I. Introduction

Automated driving represents the forefront of future transportation technologies, promising enhanced safety and efficiency. Semantic segmentation is a pivotal task in automated driving perception. It enables vehicles to comprehend driving scenes, detect obstacles, and navigate accordingly by assigning a specific class label to each pixel in an image. Therefore, achieving robust scene understanding is crucial for safe and accurate driving decisions. However, training a reliable semantic segmentation model demands extensive data, which can be time-consuming and expensive to collect and annotate [1]. Additionally, certain objects encountered on the road may be rare or uncommon, leading to insufficient information for these classes in the training dataset.
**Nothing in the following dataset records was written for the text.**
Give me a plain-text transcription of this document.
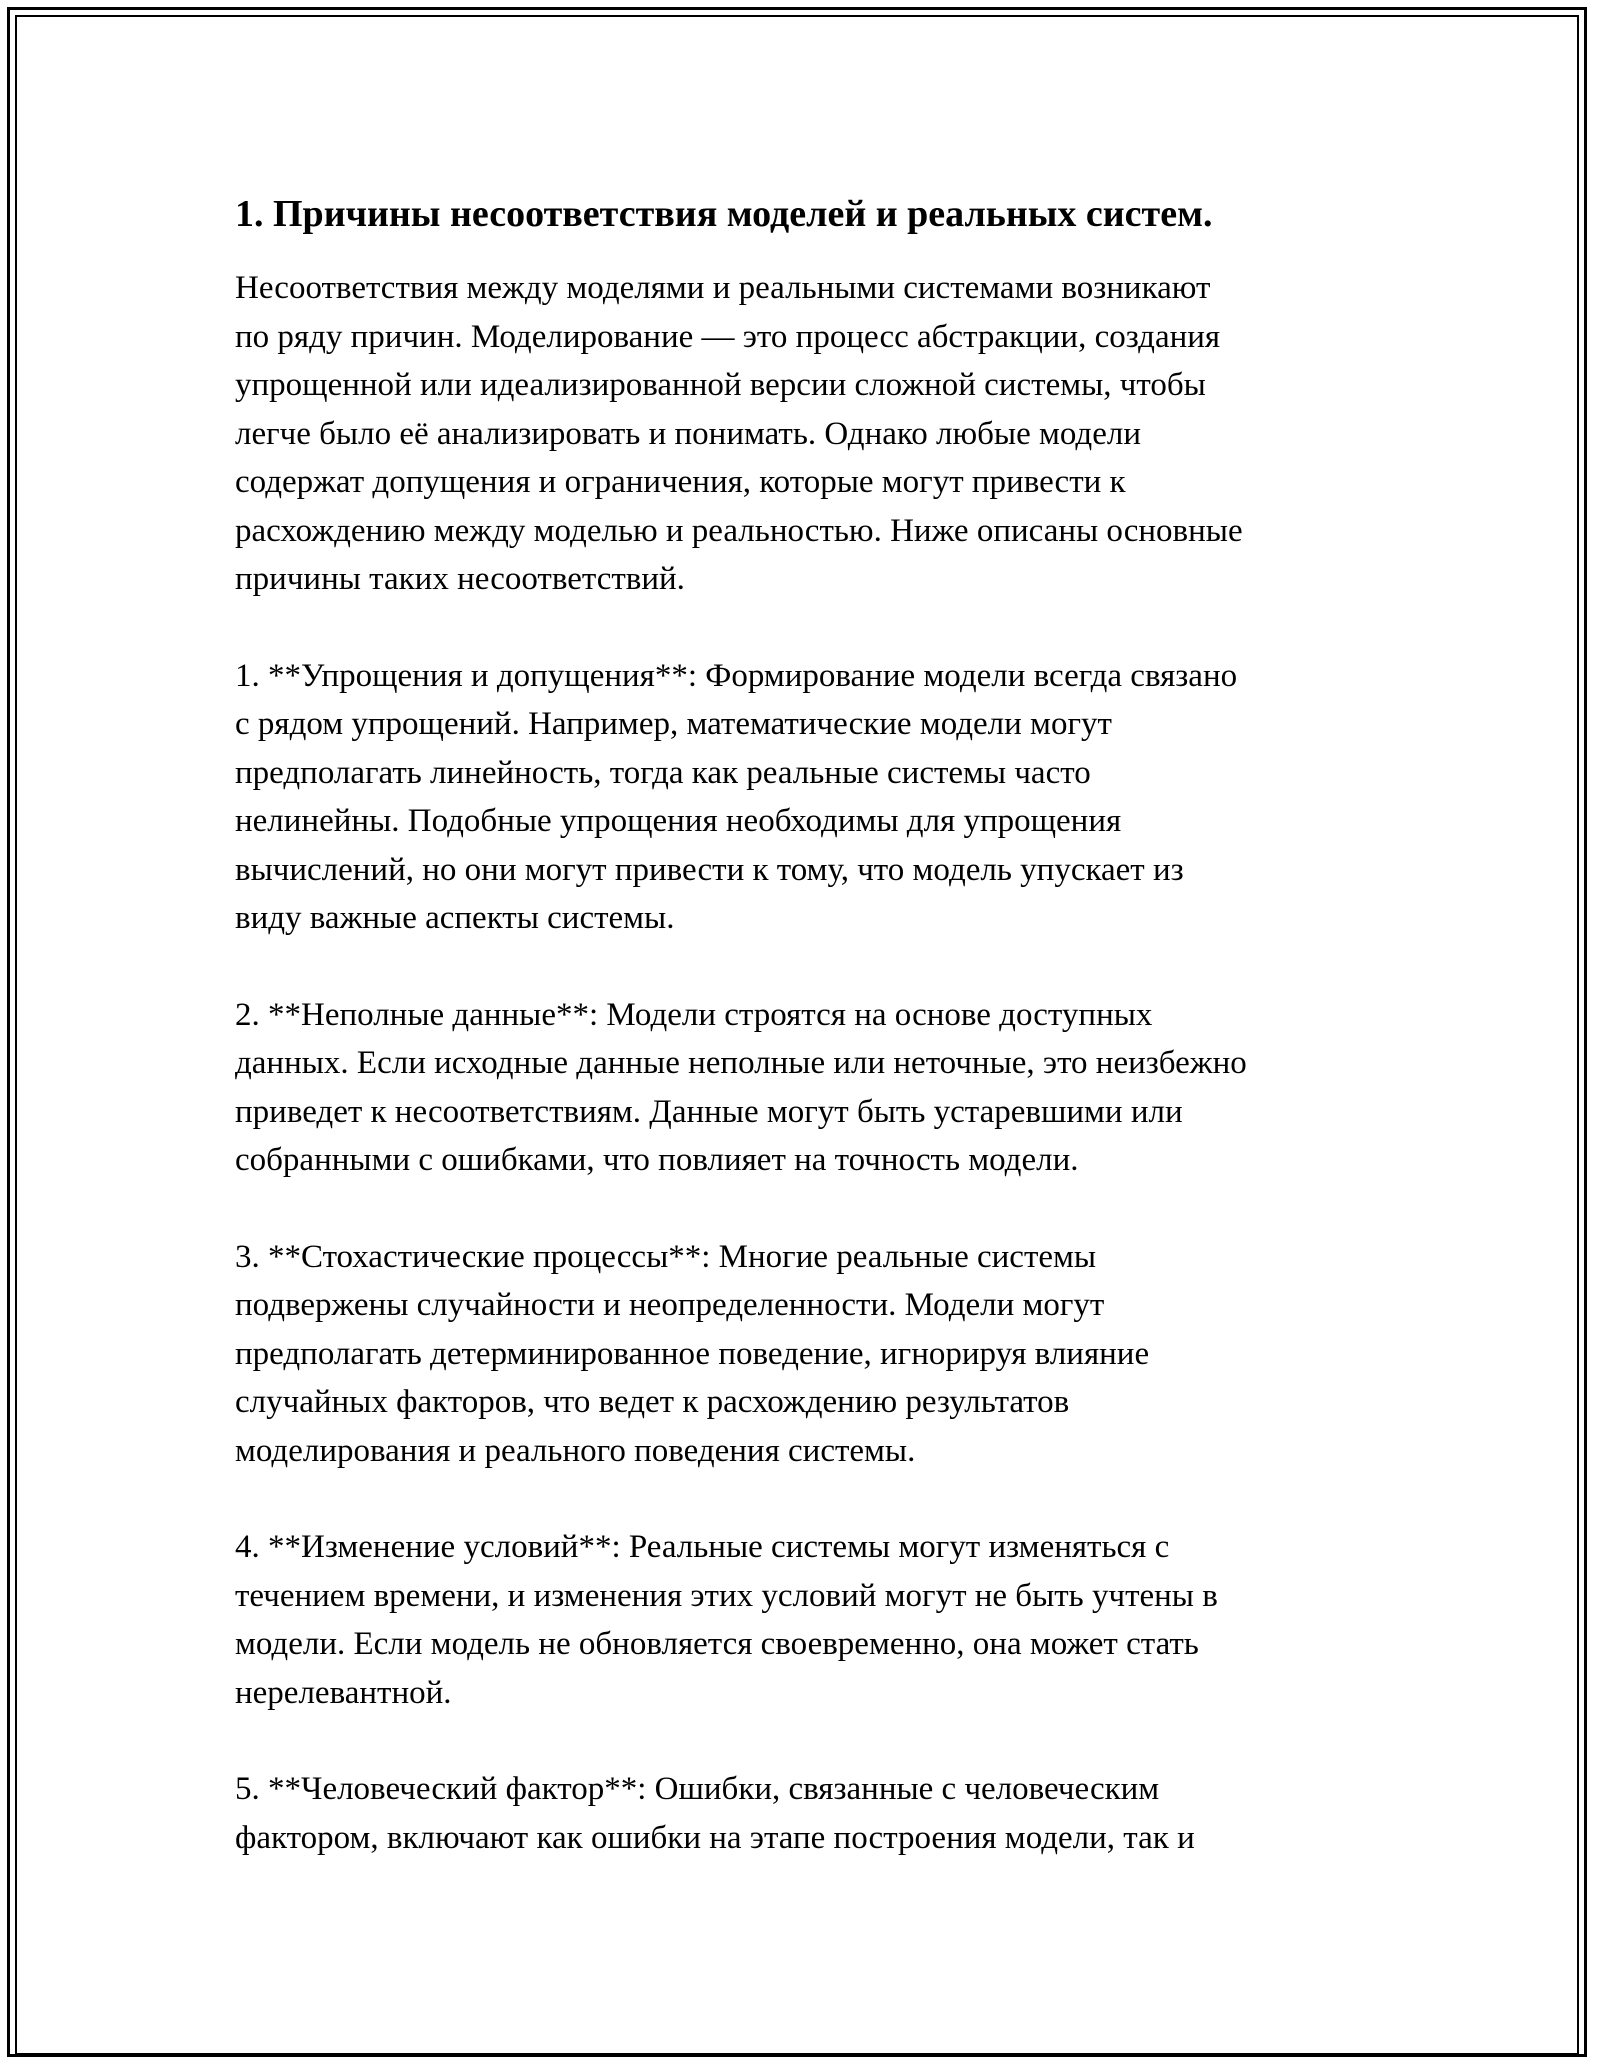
1. Причины несоответствия моделей и реальных систем.

Несоответствия между моделями и реальными системами возникают
по ряду причин. Моделирование — это процесс абстракции, создания
упрощенной или идеализированной версии сложной системы, чтобы
легче было её анализировать и понимать. Однако любые модели
содержат допущения и ограничения, которые могут привести к
расхождению между моделью и реальностью. Ниже описаны основные
причины таких несоответствий.

1. **Упрощения и допущения**: Формирование модели всегда связано
с рядом упрощений. Например, математические модели могут
предполагать линейность, тогда как реальные системы часто
нелинейны. Подобные упрощения необходимы для упрощения
вычислений, но они могут привести к тому, что модель упускает из
виду важные аспекты системы.

2. **Неполные данные**: Модели строятся на основе доступных
данных. Если исходные данные неполные или неточные, это неизбежно
приведет к несоответствиям. Данные могут быть устаревшими или
собранными с ошибками, что повлияет на точность модели.

3. **Стохастические процессы**: Многие реальные системы
подвержены случайности и неопределенности. Модели могут
предполагать детерминированное поведение, игнорируя влияние
случайных факторов, что ведет к расхождению результатов
моделирования и реального поведения системы.

4. **Изменение условий**: Реальные системы могут изменяться с
течением времени, и изменения этих условий могут не быть учтены в
модели. Если модель не обновляется своевременно, она может стать
нерелевантной.

5. **Человеческий фактор**: Ошибки, связанные с человеческим
фактором, включают как ошибки на этапе построения модели, так и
Consequently, the model may struggle to provide accurate predictions for such objects [2]. To address these challenges, researchers have been exploring approaches to complement current research, where they utilize limited annotated examples of previously unknown classes to detect those novel object classes using Few-Shot Semantic Segmentation (FSSS), initiated by the work One-Shot Learning for Semantic Segmentation (OSLSM) [3]. While significant progress has been made in FSSS research, the existing work has primarily focused on object-centric datasets like Pascal VOC [4] or COCO [5], which often contain a restricted complexity of scenes compared to the road scene datasets like Cityscapes [1] and Mapillary [6].